Inverse Design of Urban Procedural Models TOG

  We have coupled an automatic inverse design approach for urban procedural modeling with forward procedural modeling. Urban indicators are intuitive metrics for measuring the desirability of urban areas. The relationship of indicators to the procedural model is in general unknown and complex which has until now hindered their direct specification. We tackle the well-known open problem of controlling procedural modeling by providing a generalized mechanism that allows users to specify arbitrary target indicators and automatically compute the optimal parameters to obtain the desired output.

Building Reconstruction

Automatic Urban Modeling using Volumetric Reconstruction with Surface Graph Cuts Computer & Graphics.

  We have presented an automatic urban-scale modeling approach using volumetric reconstruction from aerial calibrated images with surface graph-cut based texture generation. Our method generates building proxies using voxel and color consistency, exploits surface graph-cuts for recovering occluded facades and ground imagery and for assembling a seamless plausible texture mapping, and outputs 3D urban models comparable to other public systems.
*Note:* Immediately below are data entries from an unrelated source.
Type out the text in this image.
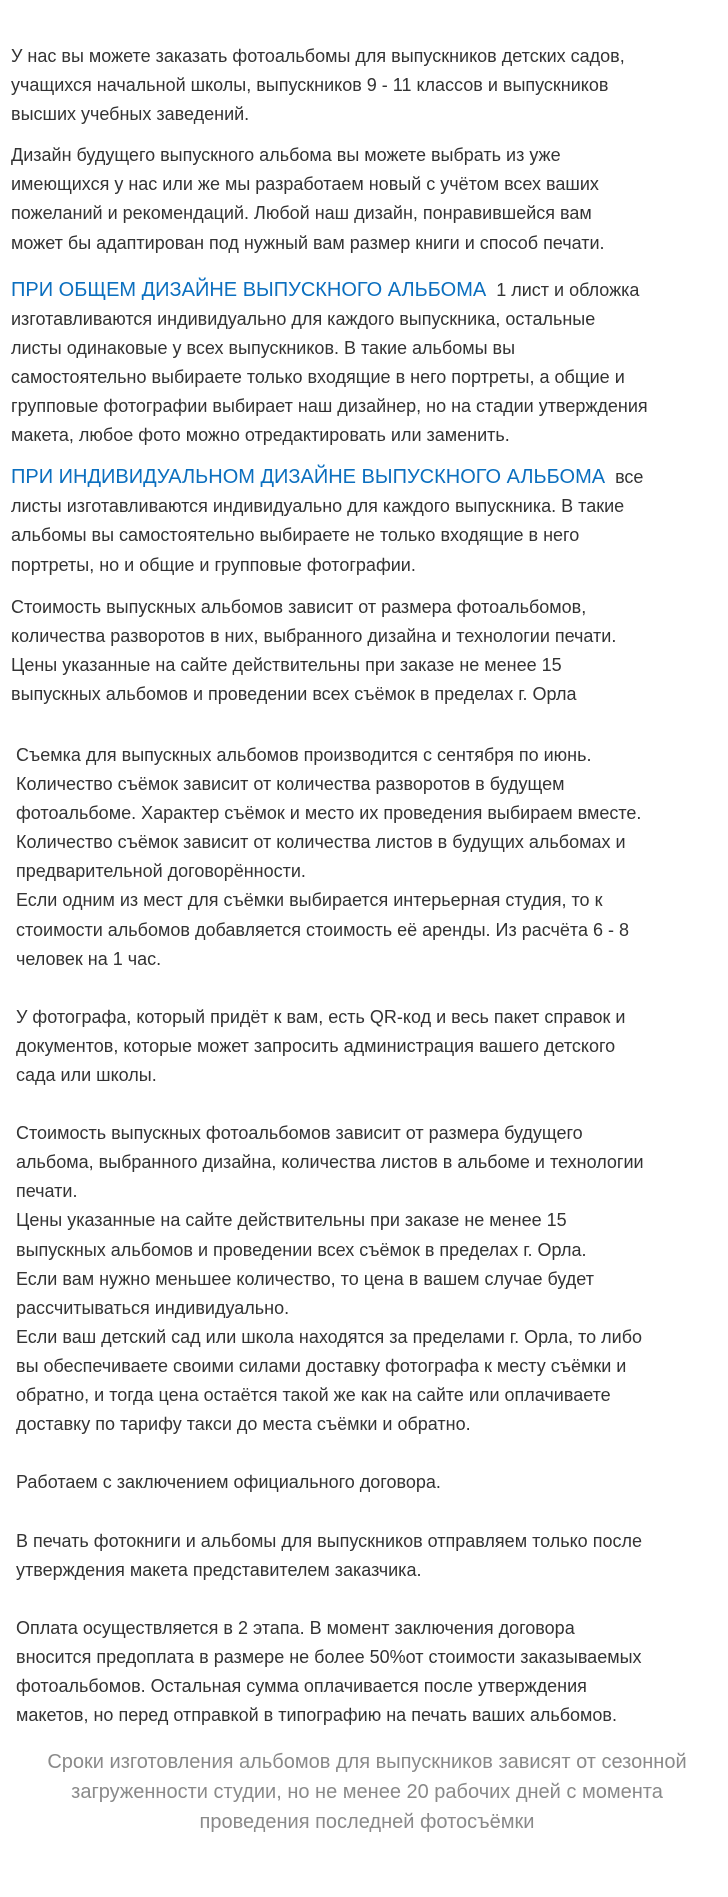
У нас вы можете заказать фотоальбомы для выпускников детских садов,
учащихся начальной школы, выпускников 9 - 11 классов и выпускников
высших учебных заведений.

Дизайн будущего выпускного альбома вы можете выбрать из уже
имеющихся у нас или же мы разработаем новый с учётом всех ваших
пожеланий и рекомендаций. Любой наш дизайн, понравившейся вам
может бы адаптирован под нужный вам размер книги и способ печати.

ПРИ ОБЩЕМ ДИЗАЙНЕ ВЫПУСКНОГО АЛЬБОМА  1 лист и обложка
изготавливаются индивидуально для каждого выпускника, остальные
листы одинаковые у всех выпускников. В такие альбомы вы
самостоятельно выбираете только входящие в него портреты, а общие и
групповые фотографии выбирает наш дизайнер, но на стадии утверждения
макета, любое фото можно отредактировать или заменить.

ПРИ ИНДИВИДУАЛЬНОМ ДИЗАЙНЕ ВЫПУСКНОГО АЛЬБОМА  все
листы изготавливаются индивидуально для каждого выпускника. В такие
альбомы вы самостоятельно выбираете не только входящие в него
портреты, но и общие и групповые фотографии.

Стоимость выпускных альбомов зависит от размера фотоальбомов,
количества разворотов в них, выбранного дизайна и технологии печати.
Цены указанные на сайте действительны при заказе не менее 15
выпускных альбомов и проведении всех съёмок в пределах г. Орла

Съемка для выпускных альбомов производится с сентября по июнь.
Количество съёмок зависит от количества разворотов в будущем
фотоальбоме. Характер съёмок и место их проведения выбираем вместе.
Количество съёмок зависит от количества листов в будущих альбомах и
предварительной договорённости.
Если одним из мест для съёмки выбирается интерьерная студия, то к
стоимости альбомов добавляется стоимость её аренды. Из расчёта 6 - 8
человек на 1 час.
У фотографа, который придёт к вам, есть QR-код и весь пакет справок и
документов, которые может запросить администрация вашего детского
сада или школы.
Стоимость выпускных фотоальбомов зависит от размера будущего
альбома, выбранного дизайна, количества листов в альбоме и технологии
печати.
Цены указанные на сайте действительны при заказе не менее 15
выпускных альбомов и проведении всех съёмок в пределах г. Орла.
Если вам нужно меньшее количество, то цена в вашем случае будет
рассчитываться индивидуально.
Если ваш детский сад или школа находятся за пределами г. Орла, то либо
вы обеспечиваете своими силами доставку фотографа к месту съёмки и
обратно, и тогда цена остаётся такой же как на сайте или оплачиваете
доставку по тарифу такси до места съёмки и обратно.
Работаем с заключением официального договора.
В печать фотокниги и альбомы для выпускников отправляем только после
утверждения макета представителем заказчика.
Оплата осуществляется в 2 этапа. В момент заключения договора
вносится предоплата в размере не более 50%от стоимости заказываемых
фотоальбомов. Остальная сумма оплачивается после утверждения
макетов, но перед отправкой в типографию на печать ваших альбомов.

Сроки изготовления альбомов для выпускников зависят от сезонной
загруженности студии, но не менее 20 рабочих дней с момента
проведения последней фотосъёмки
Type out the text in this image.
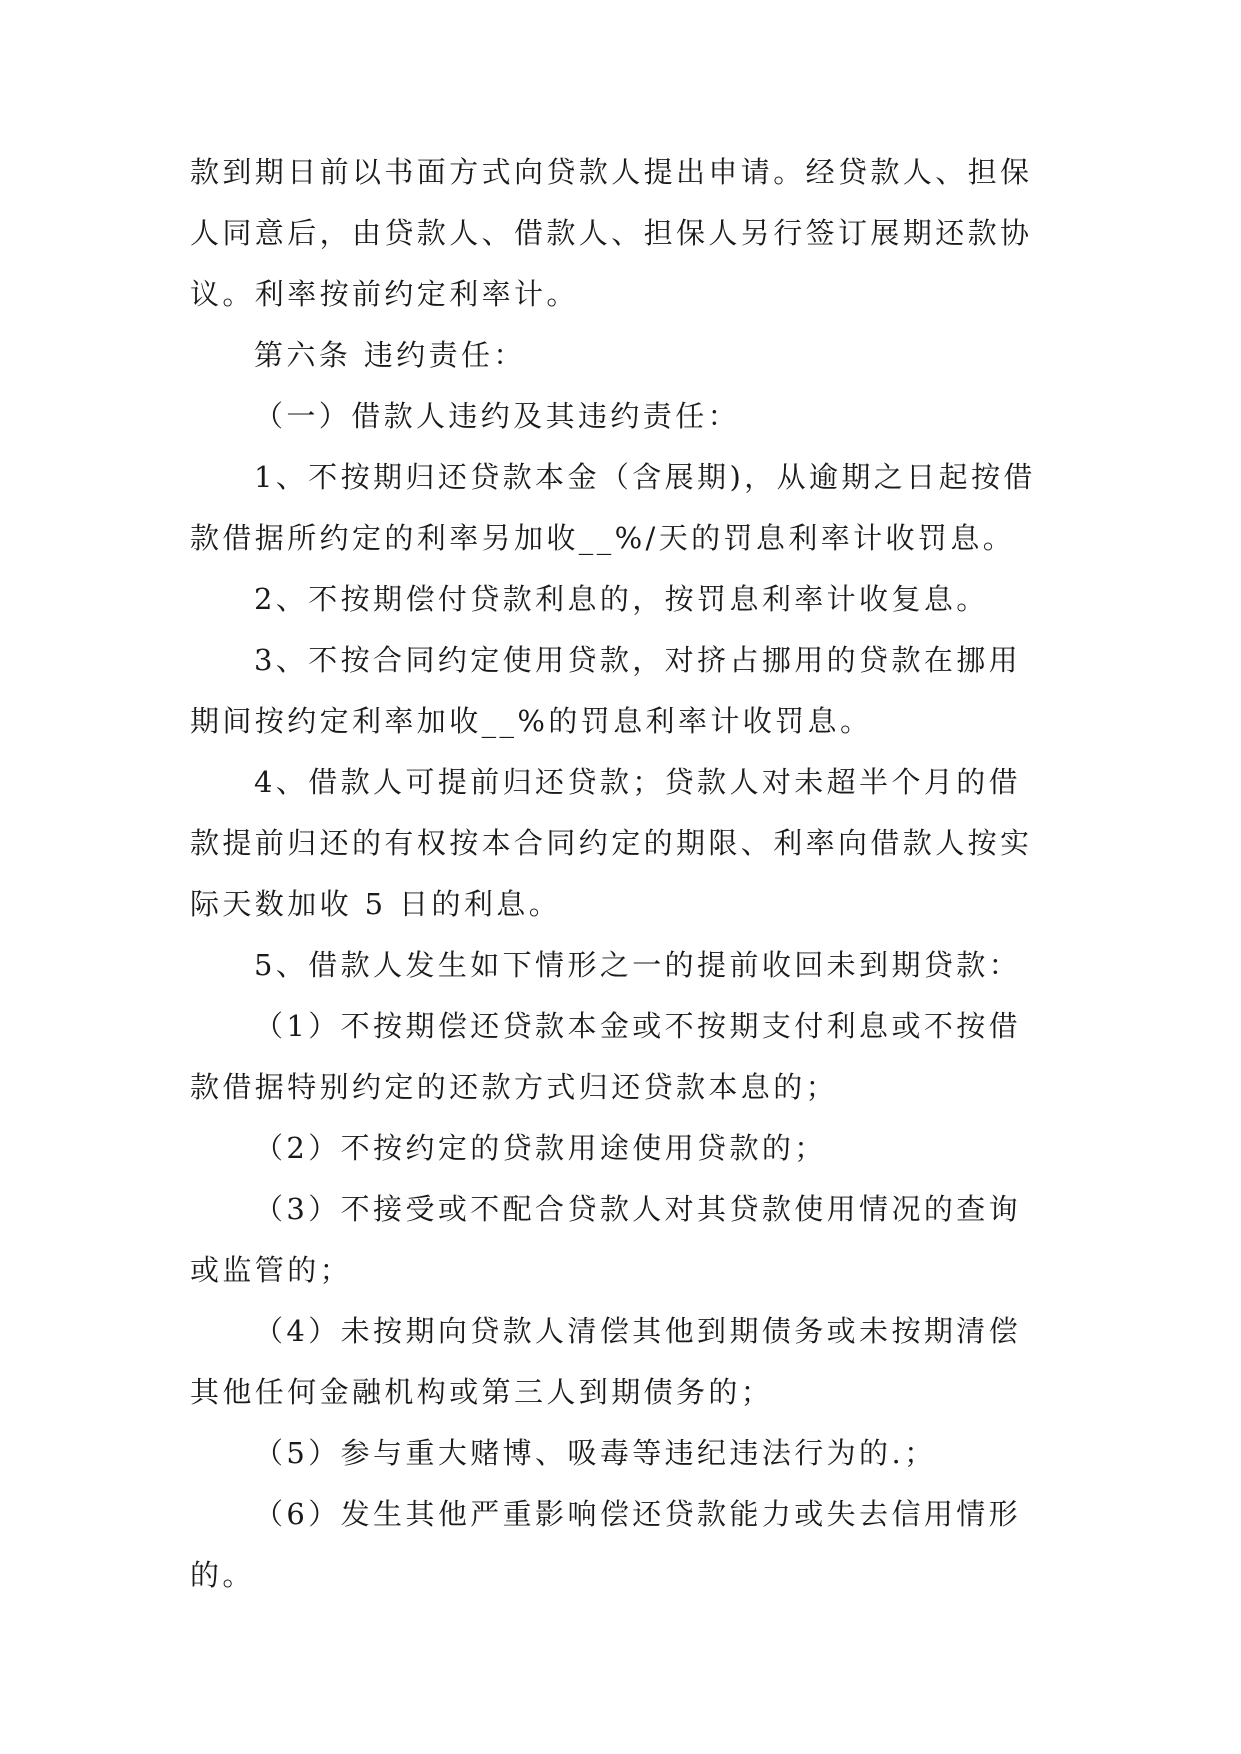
款到期日前以书面方式向贷款人提出申请。经贷款人、担保
人同意后，由贷款人、借款人、担保人另行签订展期还款协
议。利率按前约定利率计。
第六条 违约责任：
（一）借款人违约及其违约责任：
1、不按期归还贷款本金（含展期)，从逾期之日起按借
款借据所约定的利率另加收__%/天的罚息利率计收罚息。
2、不按期偿付贷款利息的，按罚息利率计收复息。
3、不按合同约定使用贷款，对挤占挪用的贷款在挪用
期间按约定利率加收__%的罚息利率计收罚息。
4、借款人可提前归还贷款；贷款人对未超半个月的借
款提前归还的有权按本合同约定的期限、利率向借款人按实
际天数加收 5 日的利息。
5、借款人发生如下情形之一的提前收回未到期贷款：
（1）不按期偿还贷款本金或不按期支付利息或不按借
款借据特别约定的还款方式归还贷款本息的；
（2）不按约定的贷款用途使用贷款的；
（3）不接受或不配合贷款人对其贷款使用情况的查询
或监管的；
（4）未按期向贷款人清偿其他到期债务或未按期清偿
其他任何金融机构或第三人到期债务的；
（5）参与重大赌博、吸毒等违纪违法行为的.；
（6）发生其他严重影响偿还贷款能力或失去信用情形
的。
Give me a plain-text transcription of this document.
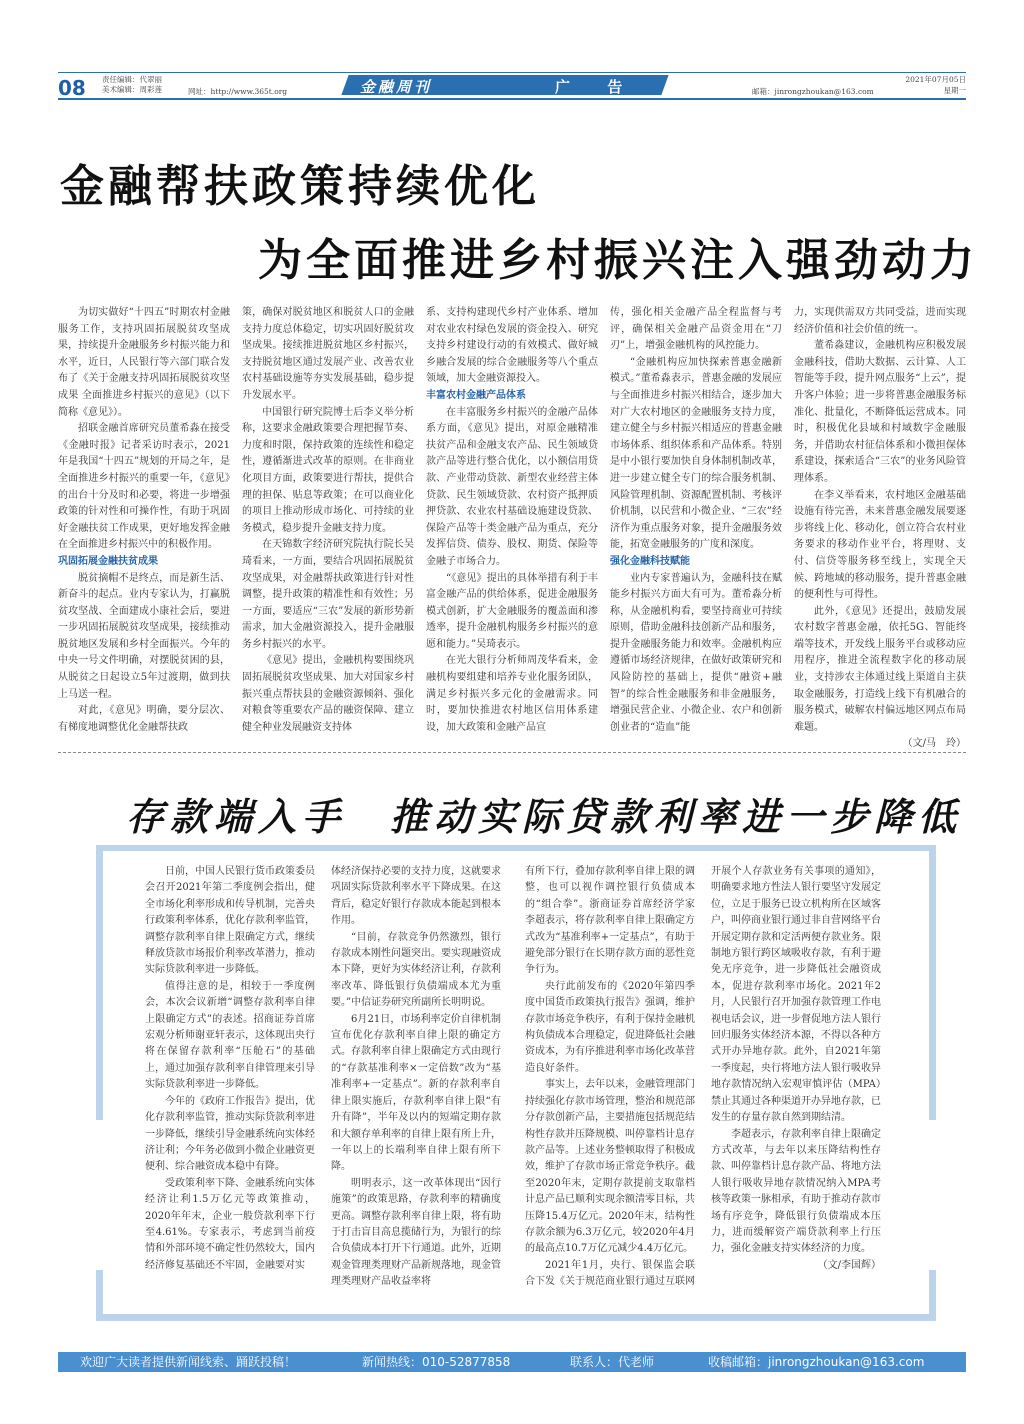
08 责任编辑：代翠丽
美术编辑：周彩莲	网址：http://www.365t.org	金融周刊	广 告	邮箱：jinrongzhoukan@163.com
2021年07月05日
星期一
金融帮扶政策持续优化
为全面推进乡村振兴注入强劲动力

为切实做好“十四五”时期农村金融服务工作，支持巩固拓展脱贫攻坚成果，持续提升金融服务乡村振兴能力和水平，近日，人民银行等六部门联合发布了《关于金融支持巩固拓展脱贫攻坚成果 全面推进乡村振兴的意见》（以下简称《意见》）。

招联金融首席研究员董希淼在接受《金融时报》记者采访时表示，2021年是我国“十四五”规划的开局之年，是全面推进乡村振兴的重要一年，《意见》的出台十分及时和必要，将进一步增强政策的针对性和可操作性，有助于巩固好金融扶贫工作成果，更好地发挥金融在全面推进乡村振兴中的积极作用。

巩固拓展金融扶贫成果

脱贫摘帽不是终点，而是新生活、新奋斗的起点。业内专家认为，打赢脱贫攻坚战、全面建成小康社会后，要进一步巩固拓展脱贫攻坚成果，接续推动脱贫地区发展和乡村全面振兴。今年的中央一号文件明确，对摆脱贫困的县，从脱贫之日起设立5年过渡期，做到扶上马送一程。

对此，《意见》明确，要分层次、有梯度地调整优化金融帮扶政

策，确保对脱贫地区和脱贫人口的金融支持力度总体稳定，切实巩固好脱贫攻坚成果。接续推进脱贫地区乡村振兴，支持脱贫地区通过发展产业、改善农业农村基础设施等夯实发展基础，稳步提升发展水平。

中国银行研究院博士后李义举分析称，这要求金融政策要合理把握节奏、力度和时限，保持政策的连续性和稳定性，遵循渐进式改革的原则。在非商业化项目方面，政策要进行帮扶，提供合理的担保、贴息等政策；在可以商业化的项目上推动形成市场化、可持续的业务模式，稳步提升金融支持力度。

在天锦数字经济研究院执行院长吴琦看来，一方面，要结合巩固拓展脱贫攻坚成果，对金融帮扶政策进行针对性调整，提升政策的精准性和有效性；另一方面，要适应“三农”发展的新形势新需求，加大金融资源投入，提升金融服务乡村振兴的水平。

《意见》提出，金融机构要围绕巩固拓展脱贫攻坚成果、加大对国家乡村振兴重点帮扶县的金融资源倾斜、强化对粮食等重要农产品的融资保障、建立健全种业发展融资支持体

系、支持构建现代乡村产业体系、增加对农业农村绿色发展的资金投入、研究支持乡村建设行动的有效模式、做好城乡融合发展的综合金融服务等八个重点领域，加大金融资源投入。

丰富农村金融产品体系

在丰富服务乡村振兴的金融产品体系方面，《意见》提出，对原金融精准扶贫产品和金融支农产品、民生领域贷款产品等进行整合优化，以小额信用贷款、产业带动贷款、新型农业经营主体贷款、民生领域贷款、农村资产抵押质押贷款、农业农村基础设施建设贷款、保险产品等十类金融产品为重点，充分发挥信贷、债券、股权、期货、保险等金融子市场合力。

“《意见》提出的具体举措有利于丰富金融产品的供给体系，促进金融服务模式创新，扩大金融服务的覆盖面和渗透率，提升金融机构服务乡村振兴的意愿和能力。”吴琦表示。

在光大银行分析师周茂华看来，金融机构要组建和培养专业化服务团队，满足乡村振兴多元化的金融需求。同时，要加快推进农村地区信用体系建设，加大政策和金融产品宣

传，强化相关金融产品全程监督与考评，确保相关金融产品资金用在“刀刃”上，增强金融机构的风控能力。

“金融机构应加快探索普惠金融新模式。”董希淼表示，普惠金融的发展应与全面推进乡村振兴相结合，逐步加大对广大农村地区的金融服务支持力度，建立健全与乡村振兴相适应的普惠金融市场体系、组织体系和产品体系。特别是中小银行要加快自身体制机制改革，进一步建立健全专门的综合服务机制、风险管理机制、资源配置机制、考核评价机制，以民营和小微企业、“三农”经济作为重点服务对象，提升金融服务效能，拓宽金融服务的广度和深度。

强化金融科技赋能

业内专家普遍认为，金融科技在赋能乡村振兴方面大有可为。董希淼分析称，从金融机构看，要坚持商业可持续原则，借助金融科技创新产品和服务，提升金融服务能力和效率。金融机构应遵循市场经济规律，在做好政策研究和风险防控的基础上，提供“融资+融智”的综合性金融服务和非金融服务，增强民营企业、小微企业、农户和创新创业者的“造血”能

力，实现供需双方共同受益，进而实现经济价值和社会价值的统一。

董希淼建议，金融机构应积极发展金融科技，借助大数据、云计算、人工智能等手段，提升网点服务“上云”，提升客户体验；进一步将普惠金融服务标准化、批量化，不断降低运营成本。同时，积极优化县域和村域数字金融服务，并借助农村征信体系和小微担保体系建设，探索适合“三农”的业务风险管理体系。

在李义举看来，农村地区金融基础设施有待完善，未来普惠金融发展要逐步将线上化、移动化，创立符合农村业务要求的移动作业平台，将理财、支付、信贷等服务移至线上，实现全天候、跨地域的移动服务，提升普惠金融的便利性与可得性。

此外，《意见》还提出，鼓励发展农村数字普惠金融，依托5G、智能终端等技术，开发线上服务平台或移动应用程序，推进全流程数字化的移动展业，支持涉农主体通过线上渠道自主获取金融服务，打造线上线下有机融合的服务模式，破解农村偏远地区网点布局难题。

（文/马　玲）
存款端入手　推动实际贷款利率进一步降低

日前，中国人民银行货币政策委员会召开2021年第二季度例会指出，健全市场化利率形成和传导机制，完善央行政策利率体系，优化存款利率监管，调整存款利率自律上限确定方式，继续释放贷款市场报价利率改革潜力，推动实际贷款利率进一步降低。

值得注意的是，相较于一季度例会，本次会议新增“调整存款利率自律上限确定方式”的表述。招商证券首席宏观分析师谢亚轩表示，这体现出央行将在保留存款利率“压舱石”的基础上，通过加强存款利率自律管理来引导实际贷款利率进一步降低。

今年的《政府工作报告》提出，优化存款利率监管，推动实际贷款利率进一步降低，继续引导金融系统向实体经济让利；今年务必做到小微企业融资更便利、综合融资成本稳中有降。

受政策利率下降、金融系统向实体经济让利1.5万亿元等政策推动，2020年年末，企业一般贷款利率下行至4.61%。专家表示，考虑到当前疫情和外部环境不确定性仍然较大，国内经济修复基础还不牢固，金融要对实

体经济保持必要的支持力度，这就要求巩固实际贷款利率水平下降成果。在这背后，稳定好银行存款成本能起到根本作用。

“目前，存款竞争仍然激烈，银行存款成本刚性问题突出。要实现融资成本下降，更好为实体经济让利，存款利率改革、降低银行负债端成本尤为重要。”中信证券研究所副所长明明说。

6月21日，市场利率定价自律机制宣布优化存款利率自律上限的确定方式。存款利率自律上限确定方式由现行的“存款基准利率×一定倍数”改为“基准利率+一定基点”。新的存款利率自律上限实施后，存款利率自律上限“有升有降”，半年及以内的短端定期存款和大额存单利率的自律上限有所上升，一年以上的长端利率自律上限有所下降。

明明表示，这一改革体现出“因行施策”的政策思路，存款利率的精确度更高。调整存款利率自律上限，将有助于打击盲目高息揽储行为，为银行的综合负债成本打开下行通道。此外，近期观金管理类理财产品新规落地，现金管理类理财产品收益率将

有所下行，叠加存款利率自律上限的调整，也可以视作调控银行负债成本的“组合拳”。浙商证券首席经济学家李超表示，将存款利率自律上限确定方式改为“基准利率+一定基点”，有助于避免部分银行在长期存款方面的恶性竞争行为。

央行此前发布的《2020年第四季度中国货币政策执行报告》强调，维护存款市场竞争秩序，有利于保持金融机构负债成本合理稳定，促进降低社会融资成本，为有序推进利率市场化改革营造良好条件。

事实上，去年以来，金融管理部门持续强化存款市场管理，整治和规范部分存款创新产品，主要措施包括规范结构性存款并压降规模、叫停靠档计息存款产品等。上述业务整顿取得了积极成效，维护了存款市场正常竞争秩序。截至2020年末，定期存款提前支取靠档计息产品已顺利实现余额清零目标，共压降15.4万亿元。2020年末，结构性存款余额为6.3万亿元，较2020年4月的最高点10.7万亿元减少4.4万亿元。

2021年1月，央行、银保监会联合下发《关于规范商业银行通过互联网

开展个人存款业务有关事项的通知》，明确要求地方性法人银行要坚守发展定位，立足于服务已设立机构所在区域客户，叫停商业银行通过非自营网络平台开展定期存款和定活两便存款业务。限制地方银行跨区域吸收存款，有利于避免无序竞争，进一步降低社会融资成本，促进存款利率市场化。2021年2月，人民银行召开加强存款管理工作电视电话会议，进一步督促地方法人银行回归服务实体经济本源，不得以各种方式开办异地存款。此外，自2021年第一季度起，央行将地方法人银行吸收异地存款情况纳入宏观审慎评估（MPA）禁止其通过各种渠道开办异地存款，已发生的存量存款自然到期结清。

李超表示，存款利率自律上限确定方式改革，与去年以来压降结构性存款、叫停靠档计息存款产品、将地方法人银行吸收异地存款情况纳入MPA考核等政策一脉相承，有助于推动存款市场有序竞争，降低银行负债端成本压力，进而缓解资产端贷款利率上行压力，强化金融支持实体经济的力度。

（文/李国辉）
欢迎广大读者提供新闻线索、踊跃投稿！	新闻热线：010-52877858	联系人：代老师	收稿邮箱：jinrongzhoukan@163.com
Automatic Modeling of Planar-Hinged Buildings EG

  We present a framework to automatically model and reconstruct buildings in a dense urban area. Our method is robust to noise and recovers planar features and sharp edges, producing a water-tight triangulation suitable for texture mapping and interactive rendering.

UrbanVision Project

UrbanVision is an open source software system for visualizing alternative land use and transportation scenarios at scales ranging from large metropolitan areas to individual neighborhoods. The motivation behind this system to fill the gap between the outputs of existing land use and transportation models and the automatic generation of 3D urban models and visualizations. The project is a collaborative effort between University of California Berkeley and Purdue University, led by Prof. Paul Waddell (Berkeley) and by Profs. Daniel Aliaga and Bedrich Benes (both at Purdue). The initial system is deployed to the San Francisco Bay Area CA, spanning over 7 million people and 1.5 million parcels of land.

My contribution:
  UrbanVision supports automatically generating a plausible set of 3D building envelope models based on GIS input and simulation outputs. We use this information to create a set of parametric building types (e.g., 14 in the case of San Francisco), which are configured using parameters to depict a rich variety of building geometries. While each base type (e.g., school, big-retail buildings, offices, etc.) captures common structural characteristics, in total a much larger number of building styles are possible due to the parameterization.

Projector-Camera Systems

Fully Automatic Multi-Projector Calibration with an Uncalibrated Camera CVPRW.

  We describe a fully automated brightness and geometric calibration system for a multi-projector display using an uncalibrated camera. The geometric calibration can achieve, within minutes, pixel-accurate calibration using an inexpensive camera and vision-based techniques. This entire process is completely automatic. This allows for re-calibration of the system for each use, if required, without imposing any additional burden on the user. Moreover, our method does not make any assumptions concerning the number of projectors or their configuration.